O suicídio está perto, muito perto

Uma pessoa se mata a cada hora no Brasil. Podem ser adultos ou jovens sem motivo aparente. Setembro é o mês da prevenção do suicídio

Setembro é o mês em que ocorre a campanha de prevenção ao suicídio, o Setembro Amarelo, que tem como data internacional o dia 10, este sábado.

Entidades ligadas à saúde mental de todo o mundo se mobilizam para alertar sobre este tema, que é desagradável, indigesto, causa medo e rejeição. Principalmente porque a grande maioria das pessoas pensa que se trata de um problema distante, “dos outros”.

Mas não é, ou talvez não seja: o risco de suicídio pode estar mais perto do que se imagina.

Não apenas porque os números a respeito são assustadores: segundo a Organização Mundial de Saúde, 800 mil pessoas cometem suicídio todos os anos no mundo. No Brasil, este número chega a 12 mil; ou seja, mais de 30 pessoas por dia tiram sua própria vida. Uma a cada hora…

E as estatísticas não computam aqueles que de fato tentaram se matar e, por um motivo ou por outro, não conseguiram. O que quer dizer que trata-se de um problemaço, que destrói uma infinidade de famílias.

A literatura médica dá conta de que os casos de suicídio, ou tentativa de, estão em sua maioria relacionados a transtornos mentais como depressão ou transtorno bipolar, o que pode levar a se pensar somente em adultos doentes.

Só que não.

Cresce e muito, aqui e lá fora, o número de casos de jovens que tentam se matar – e muitas vezes conseguem.

Em menos de um ano, por exemplo, eu soube de três casos bem próximos de adolescentes que tentaram dar cabo à própria vida.

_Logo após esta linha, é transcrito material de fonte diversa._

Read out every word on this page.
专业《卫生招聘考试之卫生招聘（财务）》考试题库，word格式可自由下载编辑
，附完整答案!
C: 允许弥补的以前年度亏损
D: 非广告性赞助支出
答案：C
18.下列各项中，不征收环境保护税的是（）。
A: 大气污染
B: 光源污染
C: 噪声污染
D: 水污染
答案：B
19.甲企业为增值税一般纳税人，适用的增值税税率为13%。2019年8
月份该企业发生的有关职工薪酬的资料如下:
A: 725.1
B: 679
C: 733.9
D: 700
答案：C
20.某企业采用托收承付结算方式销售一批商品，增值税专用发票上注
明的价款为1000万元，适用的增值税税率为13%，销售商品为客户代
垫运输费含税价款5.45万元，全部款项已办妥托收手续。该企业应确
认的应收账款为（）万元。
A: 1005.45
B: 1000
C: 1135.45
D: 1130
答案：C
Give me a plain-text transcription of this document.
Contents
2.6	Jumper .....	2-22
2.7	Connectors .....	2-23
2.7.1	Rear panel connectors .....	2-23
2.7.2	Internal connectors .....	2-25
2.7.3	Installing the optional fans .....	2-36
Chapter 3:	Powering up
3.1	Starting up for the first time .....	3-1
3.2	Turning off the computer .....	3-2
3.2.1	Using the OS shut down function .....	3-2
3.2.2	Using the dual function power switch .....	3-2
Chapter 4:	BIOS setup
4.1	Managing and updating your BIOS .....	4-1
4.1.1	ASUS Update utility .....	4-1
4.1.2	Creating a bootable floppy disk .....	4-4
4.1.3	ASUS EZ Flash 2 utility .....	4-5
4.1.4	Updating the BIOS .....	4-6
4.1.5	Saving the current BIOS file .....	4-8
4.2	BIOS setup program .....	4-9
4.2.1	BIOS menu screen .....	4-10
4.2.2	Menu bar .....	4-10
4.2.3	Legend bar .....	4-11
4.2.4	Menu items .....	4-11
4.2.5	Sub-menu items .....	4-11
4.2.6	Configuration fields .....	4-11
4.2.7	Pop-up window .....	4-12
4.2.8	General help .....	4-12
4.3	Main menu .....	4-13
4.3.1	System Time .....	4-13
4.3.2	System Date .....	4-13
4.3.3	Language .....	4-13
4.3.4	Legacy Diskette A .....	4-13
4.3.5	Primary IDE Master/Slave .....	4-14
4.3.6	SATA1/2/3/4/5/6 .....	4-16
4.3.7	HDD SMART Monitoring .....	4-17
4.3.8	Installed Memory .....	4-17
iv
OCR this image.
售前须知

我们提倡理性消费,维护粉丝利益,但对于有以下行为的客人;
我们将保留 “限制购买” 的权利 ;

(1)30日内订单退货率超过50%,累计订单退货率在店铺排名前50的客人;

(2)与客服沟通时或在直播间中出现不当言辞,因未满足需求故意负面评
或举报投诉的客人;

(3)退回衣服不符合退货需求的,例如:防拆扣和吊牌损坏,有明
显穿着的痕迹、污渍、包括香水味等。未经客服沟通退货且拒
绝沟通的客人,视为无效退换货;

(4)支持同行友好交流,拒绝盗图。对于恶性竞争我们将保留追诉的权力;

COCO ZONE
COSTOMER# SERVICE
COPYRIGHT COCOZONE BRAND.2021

Todos de famílias super ok, pais carinhosos e atenciosos, nenhum problema aparente, a não ser os do dia-a-dia.

Mas na cabeça destes jovens – de 13, 15 e 18 anos – os dramas eram muitos e, para chegar aonde eles chegaram, insuportáveis.

Felizmente nenhum dos três – saudáveis, bonitos, inteligentes – conseguiu seu intento, mas o estrago emocional na família e, novamente, na cabeça destas quase crianças estava feito.

Assim como em adultos a origem pode ser a depressão ou desequilíbrios emocionais de outra natureza, os mais jovens revelam solidão, rejeição ao próprio corpo, falta de atenção da família – que pode ser real ou imaginária – como a causa do desespero.

Neste último aspecto se encontra o “X” da questão: seja qual for o motivo, a imaginação juvenil é terreno fértil para fantasias fatalistas.

Por isso é importantíssimo que os mais próximos estejam muito atentos aos sinais que estes jovens aparentemente normais emitem.

Não é porque seu filho ou filha não bebe, não fuma ou não usa drogas – preocupações básicas nas quais os genitores sempre focam sua atenção – que algo não esteja fora do lugar para ele.

Daí que informação, diálogo e afeto tornam-se ferramentas essenciais nesta fase da vida em que tudo pode acontecer – inclusive o pior.

Durante este Setembro Amarelo há campanhas de esclarecimentos em curso, se você quiser se informar melhor sobre o tema duas dicas são os sites do CVV – Centro de Valorização da Vida (www.cvv.org.br) e o da Associação Brasileira de Psiquiatria (www.abp.org.br).